Sam Mendes’ Oscar-nominated “1917” captures the hellish nightmares of war centered on a suicidal mission.
British soldiers Blake, played by Dean-Charles Chapman, and Schofield, played by George MacKay, are tasked to inform a fellow battalion to stop their attack on the Germans the next morning.
The Germans have set a trap. Even worse, Blake’s older brother is in that battalion. If the two men fail, 1,600 comrades will die.
“1917” keeps you tense with a bottle of anxiety. Remind yourself to breathe often. A German could be around any corner. Add a dose of tears as war comes with a high price.
This tale has a great cast who push their bodies to the limit. Chapman and MacKay work wonderfully as a duo and you root for their success. Stay close to your comrades for it may be the last time you see them.
Thomas Newman conducts the score with soft, somber ambience. Strings and piano come into play when tension or sorrow arises.
Listen and imagine yourself as a soldier crouching through abandoned German trenches. There’s no one here, but why do you tremble with fear?
One main point critics talk about with “1917” is its clever design of one continuous shot. Notice the lack of cuts you usually see. Films rarely do this but it is mostly done for pure artistry. The technique gives a sense of time in this case– our soldiers are on a time-sensitive quest.
Director of photography Roger Deakins paints with a palette of pale, dark and warm hues. Everyone looks ghostly pale, there are cloudy skies and muted colors; these are perfect colors for war.

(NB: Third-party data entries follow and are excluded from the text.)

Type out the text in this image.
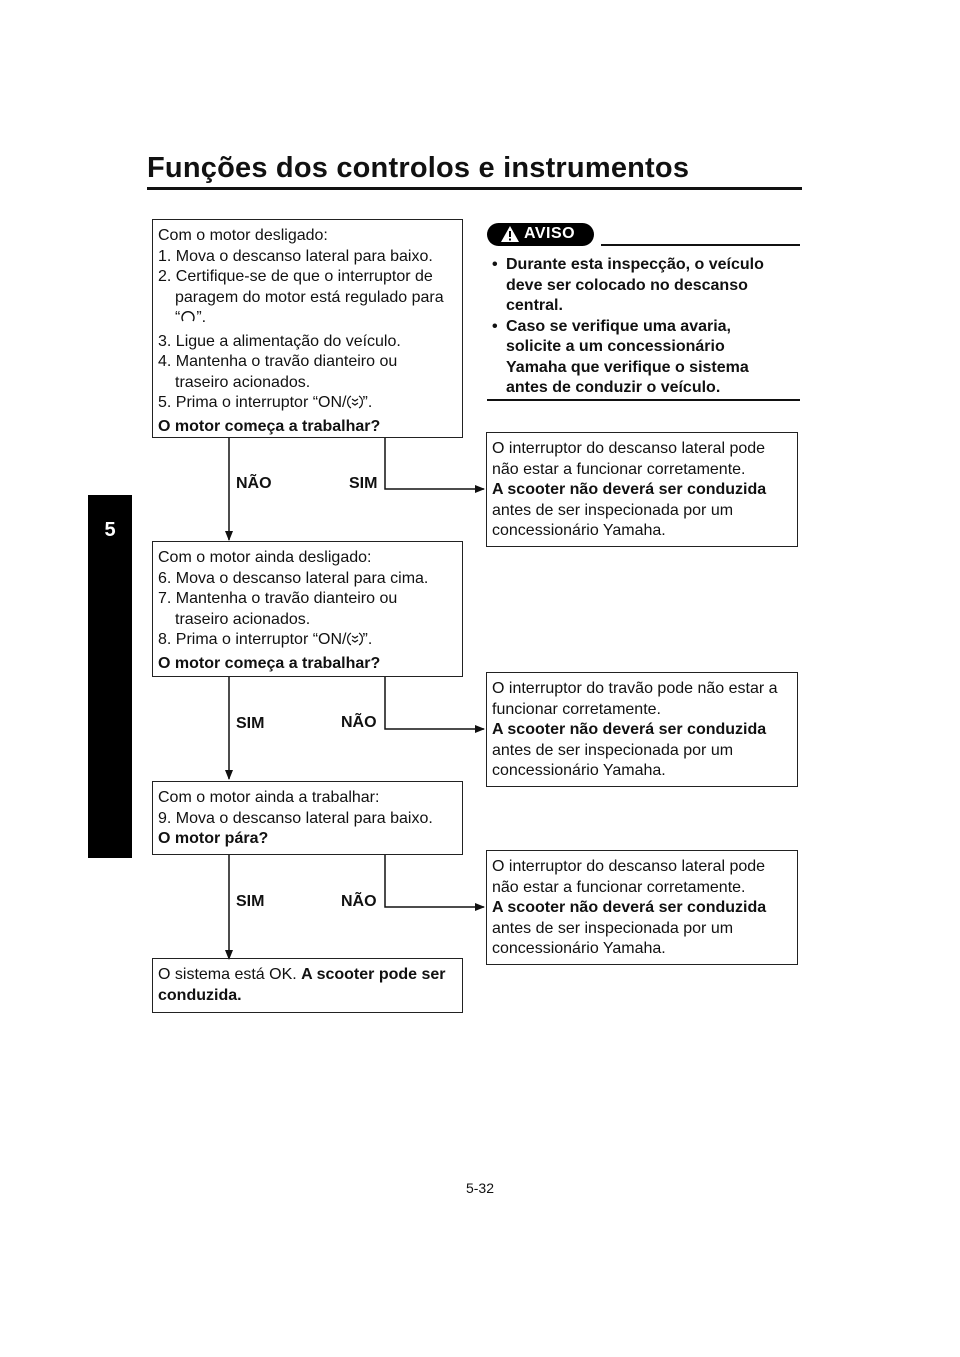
Funções dos controlos e instrumentos
5
Com o motor desligado:
1. Mova o descanso lateral para baixo.
2. Certifique-se de que o interruptor de
paragem do motor está regulado para
“ ”.
3. Ligue a alimentação do veículo.
4. Mantenha o travão dianteiro ou
traseiro acionados.
5. Prima o interruptor “ON/ ”.
O motor começa a trabalhar?
Com o motor ainda desligado:
6. Mova o descanso lateral para cima.
7. Mantenha o travão dianteiro ou
traseiro acionados.
8. Prima o interruptor “ON/ ”.
O motor começa a trabalhar?
Com o motor ainda a trabalhar:
9. Mova o descanso lateral para baixo.
O motor pára?
O sistema está OK. A scooter pode ser
conduzida.
O interruptor do descanso lateral pode
não estar a funcionar corretamente.
A scooter não deverá ser conduzida
antes de ser inspecionada por um
concessionário Yamaha.
O interruptor do travão pode não estar a
funcionar corretamente.
A scooter não deverá ser conduzida
antes de ser inspecionada por um
concessionário Yamaha.
O interruptor do descanso lateral pode
não estar a funcionar corretamente.
A scooter não deverá ser conduzida
antes de ser inspecionada por um
concessionário Yamaha.
NÃO	SIM
SIM	NÃO
SIM	NÃO
AVISO
• Durante esta inspecção, o veículo
deve ser colocado no descanso
central.
• Caso se verifique uma avaria,
solicite a um concessionário
Yamaha que verifique o sistema
antes de conduzir o veículo.
5-32
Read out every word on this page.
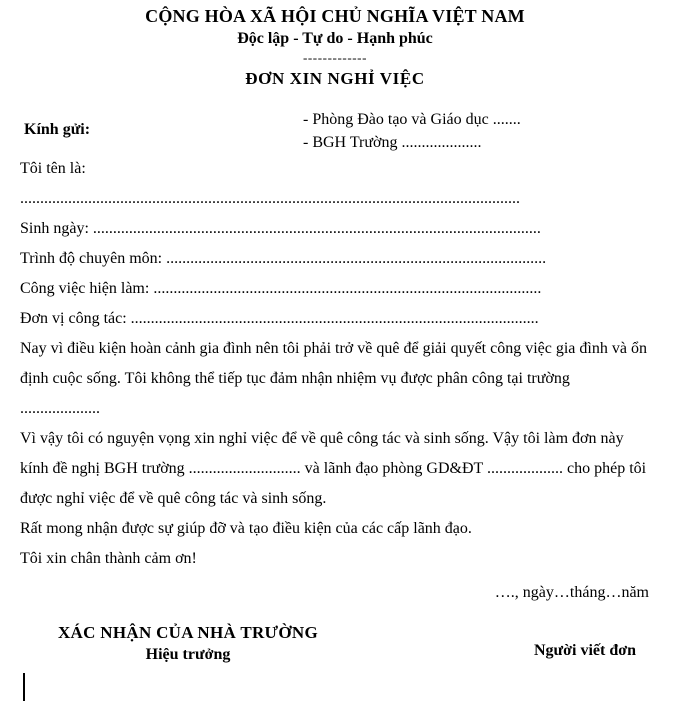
CỘNG HÒA XÃ HỘI CHỦ NGHĨA VIỆT NAM
Độc lập - Tự do - Hạnh phúc
-------------
ĐƠN XIN NGHỈ VIỆC
Kính gửi:
- Phòng Đào tạo và Giáo dục .......
- BGH Trường ....................
Tôi tên là:
.............................................................................................................................
Sinh ngày: ................................................................................................................
Trình độ chuyên môn: ...............................................................................................
Công việc hiện làm: .................................................................................................
Đơn vị công tác: ......................................................................................................
Nay vì điều kiện hoàn cảnh gia đình nên tôi phải trở về quê để giải quyết công việc gia đình và ổn định cuộc sống. Tôi không thể tiếp tục đảm nhận nhiệm vụ được phân công tại trường ....................
Vì vậy tôi có nguyện vọng xin nghỉ việc để về quê công tác và sinh sống. Vậy tôi làm đơn này kính đề nghị BGH trường ............................ và lãnh đạo phòng GD&ĐT ................... cho phép tôi được nghỉ việc để về quê công tác và sinh sống.
Rất mong nhận được sự giúp đỡ và tạo điều kiện của các cấp lãnh đạo.
Tôi xin chân thành cảm ơn!
…., ngày…tháng…năm
XÁC NHẬN CỦA NHÀ TRƯỜNG
Hiệu trưởng	Người viết đơn
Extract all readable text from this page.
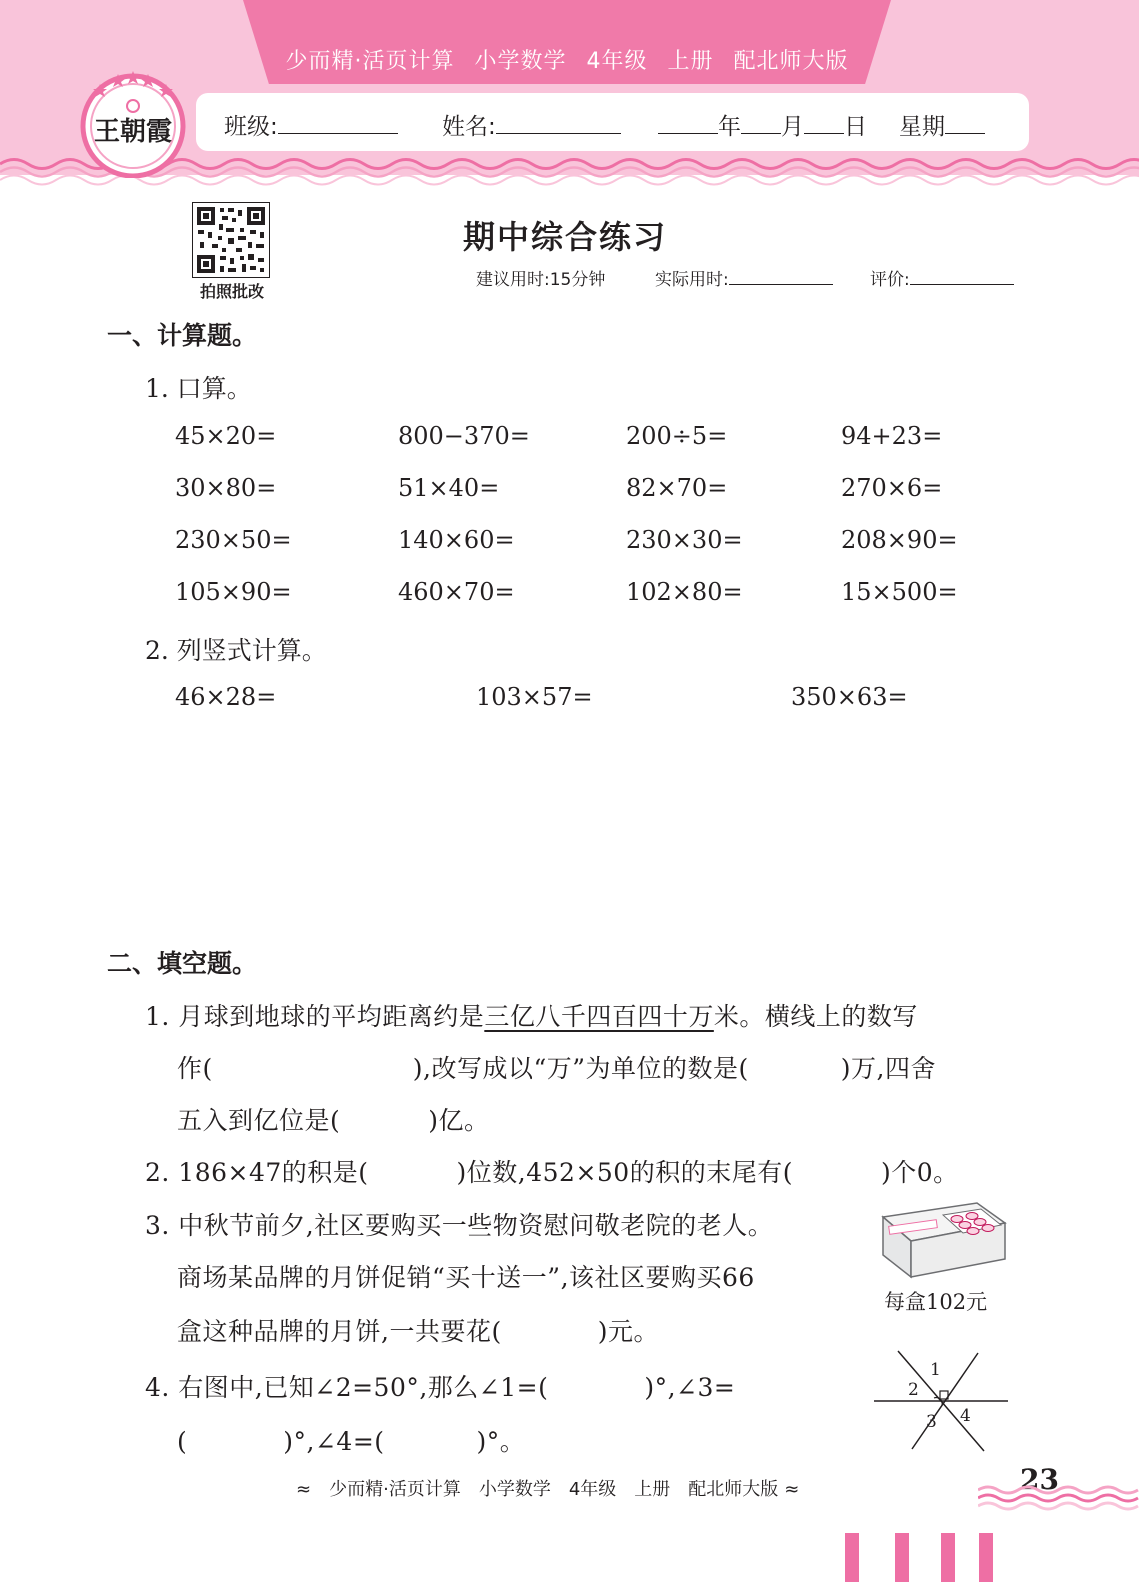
少而精·活页计算 小学数学 4年级 上册 配北师大版
王朝霞 班级:	姓名:	年 月 日 星期
拍照批改
期中综合练习
建议用时:15分钟	实际用时:	评价:
一、计算题。
1. 口算。
45×20=	800−370=	200÷5=	94+23=
30×80=	51×40=	82×70=	270×6=
230×50=	140×60=	230×30=	208×90=
105×90=	460×70=	102×80=	15×500=
2. 列竖式计算。
46×28=	103×57=	350×63=
二、填空题。
1. 月球到地球的平均距离约是三亿八千四百四十万米。横线上的数写
作(	),改写成以“万”为单位的数是(	)万,四舍
五入到亿位是(	)亿。
2. 186×47的积是(	)位数,452×50的积的末尾有(	)个0。
3. 中秋节前夕,社区要购买一些物资慰问敬老院的老人。
商场某品牌的月饼促销“买十送一”,该社区要购买66
盒这种品牌的月饼,一共要花(	)元。
每盒102元
4. 右图中,已知∠2=50°,那么∠1=(	)°,∠3=
(	)°,∠4=(	)°。
1
2
3 4
≈ 少而精·活页计算 小学数学 4年级 上册 配北师大版 ≈	23
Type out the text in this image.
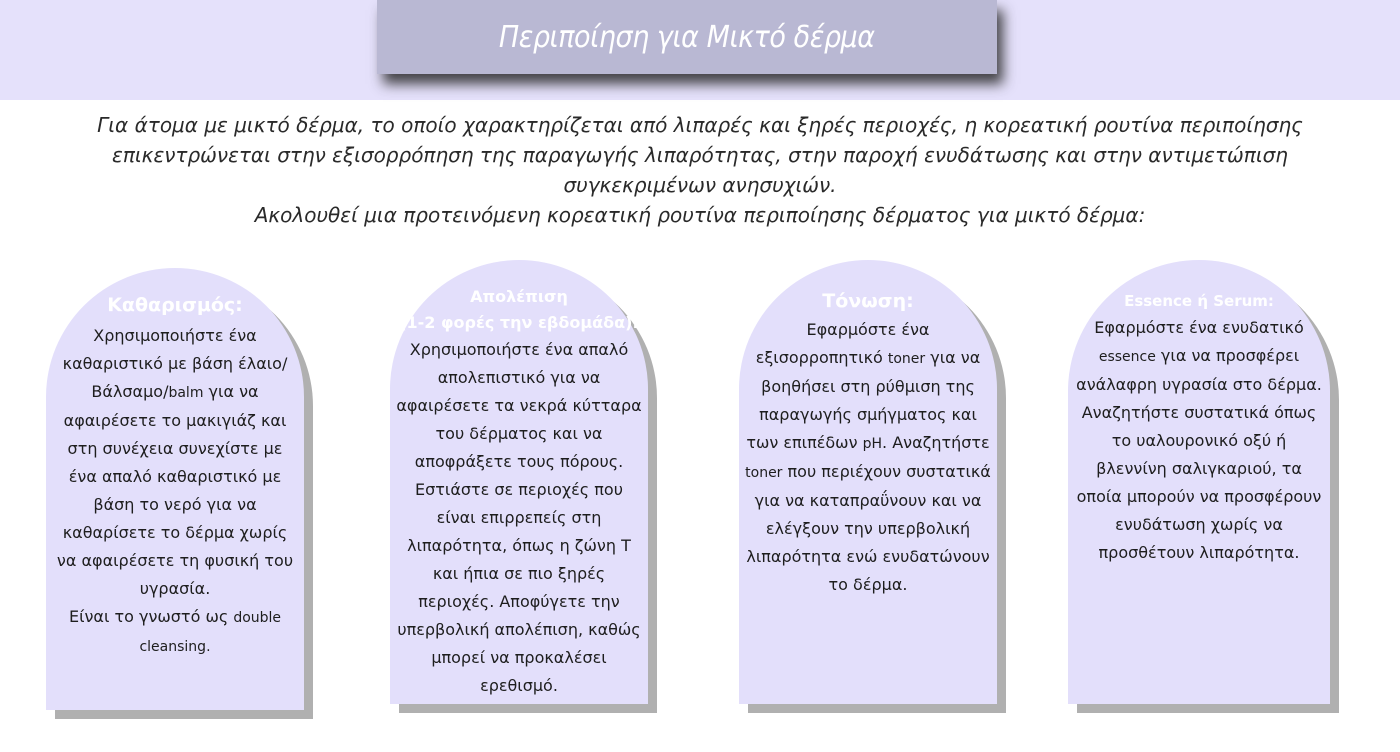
Περιποίηση για Μικτό δέρμα

Για άτομα με μικτό δέρμα, το οποίο χαρακτηρίζεται από λιπαρές και ξηρές περιοχές, η κορεατική ρουτίνα περιποίησης επικεντρώνεται στην εξισορρόπηση της παραγωγής λιπαρότητας, στην παροχή ενυδάτωσης και στην αντιμετώπιση συγκεκριμένων ανησυχιών.

Ακολουθεί μια προτεινόμενη κορεατική ρουτίνα περιποίησης δέρματος για μικτό δέρμα:

Καθαρισμός:

Χρησιμοποιήστε ένα καθαριστικό με βάση έλαιο/Βάλσαμο/balm για να αφαιρέσετε το μακιγιάζ και στη συνέχεια συνεχίστε με ένα απαλό καθαριστικό με βάση το νερό για να καθαρίσετε το δέρμα χωρίς να αφαιρέσετε τη φυσική του υγρασία.
Είναι το γνωστό ως double cleansing.

Απολέπιση

(1-2 φορές την εβδομάδα):

Χρησιμοποιήστε ένα απαλό απολεπιστικό για να αφαιρέσετε τα νεκρά κύτταρα του δέρματος και να αποφράξετε τους πόρους. Εστιάστε σε περιοχές που είναι επιρρεπείς στη λιπαρότητα, όπως η ζώνη T και ήπια σε πιο ξηρές περιοχές. Αποφύγετε την υπερβολική απολέπιση, καθώς μπορεί να προκαλέσει ερεθισμό.

Τόνωση:

Εφαρμόστε ένα εξισορροπητικό toner για να βοηθήσει στη ρύθμιση της παραγωγής σμήγματος και των επιπέδων pH. Αναζητήστε toner που περιέχουν συστατικά για να καταπραΰνουν και να ελέγξουν την υπερβολική λιπαρότητα ενώ ενυδατώνουν το δέρμα.

Essence ή Serum:

Εφαρμόστε ένα ενυδατικό essence για να προσφέρει ανάλαφρη υγρασία στο δέρμα. Αναζητήστε συστατικά όπως το υαλουρονικό οξύ ή βλεννίνη σαλιγκαριού, τα οποία μπορούν να προσφέρουν ενυδάτωση χωρίς να προσθέτουν λιπαρότητα.
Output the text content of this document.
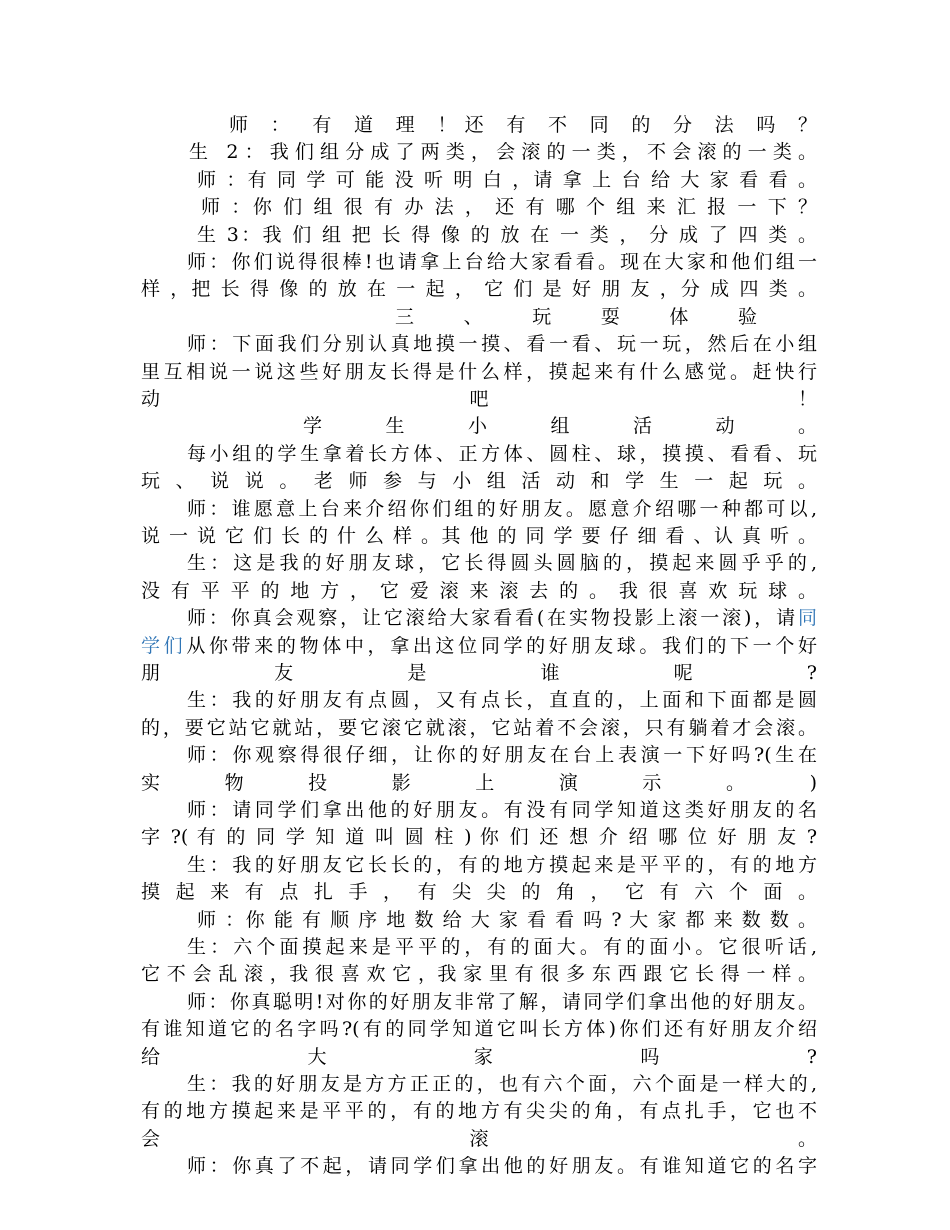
师 ： 有 道 理 ！还 有 不 同 的 分 法 吗 ？
生 2：我们组分成了两类，会滚的一类，不会滚的一类。
师 ：有 同 学 可 能 没 听 明 白 ，请 拿 上 台 给 大 家 看 看 。
师 ：你 们 组 很 有 办 法 ， 还 有 哪 个 组 来 汇 报 一 下 ？
生 3：我 们 组 把 长 得 像 的 放 在 一 类 ， 分 成 了 四 类 。
师：你们说得很棒!也请拿上台给大家看看。现在大家和他们组一
样 ，把 长 得 像 的 放 在 一 起 ， 它 们 是 好 朋 友 ，分 成 四 类 。
三 、 玩 耍 体 验
师：下面我们分别认真地摸一摸、看一看、玩一玩，然后在小组
里互相说一说这些好朋友长得是什么样，摸起来有什么感觉。赶快行
动 吧 ！
学 生 小 组 活 动 。
每小组的学生拿着长方体、正方体、圆柱、球，摸摸、看看、玩
玩 、 说 说 。 老 师 参 与 小 组 活 动 和 学 生 一 起 玩 。
师：谁愿意上台来介绍你们组的好朋友。愿意介绍哪一种都可以,
说 一 说 它 们 长 的 什 么 样 。其 他 的 同 学 要 仔 细 看 、认 真 听 。
生：这是我的好朋友球，它长得圆头圆脑的，摸起来圆乎乎的,
没 有 平 平 的 地 方 ， 它 爱 滚 来 滚 去 的 。 我 很 喜 欢 玩 球 。
师：你真会观察，让它滚给大家看看(在实物投影上滚一滚)，请同
学们从你带来的物体中，拿出这位同学的好朋友球。我们的下一个好
朋 友 是 谁 呢 ?
生：我的好朋友有点圆，又有点长，直直的，上面和下面都是圆
的，要它站它就站，要它滚它就滚，它站着不会滚，只有躺着才会滚。
师：你观察得很仔细，让你的好朋友在台上表演一下好吗?(生在
实 物 投 影 上 演 示 。 )
师：请同学们拿出他的好朋友。有没有同学知道这类好朋友的名
字 ?( 有 的 同 学 知 道 叫 圆 柱 ) 你 们 还 想 介 绍 哪 位 好 朋 友 ?
生：我的好朋友它长长的，有的地方摸起来是平平的，有的地方
摸 起 来 有 点 扎 手 ， 有 尖 尖 的 角 ， 它 有 六 个 面 。
师 ：你 能 有 顺 序 地 数 给 大 家 看 看 吗 ? 大 家 都 来 数 数 。
生：六个面摸起来是平平的，有的面大。有的面小。它很听话,
它 不 会 乱 滚 ，我 很 喜 欢 它 ，我 家 里 有 很 多 东 西 跟 它 长 得 一 样 。
师：你真聪明!对你的好朋友非常了解，请同学们拿出他的好朋友。
有谁知道它的名字吗?(有的同学知道它叫长方体)你们还有好朋友介绍
给 大 家 吗 ?
生：我的好朋友是方方正正的，也有六个面，六个面是一样大的,
有的地方摸起来是平平的，有的地方有尖尖的角，有点扎手，它也不
会 滚 。
师：你真了不起，请同学们拿出他的好朋友。有谁知道它的名字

When night falls, Deakins mixes darkness with the burning hues of fire. You only see the sun’s gentle yellow rays once.
“1917” kicked 2020 off with a loud bang and is sure to be one of its best films. “1917” is a technological achievement with great performances, mesmerizing music, beautiful visuals and an anxiety-charged adventure. Bring the grandparents and ready your rifles to find out why “hope is a dangerous thing.”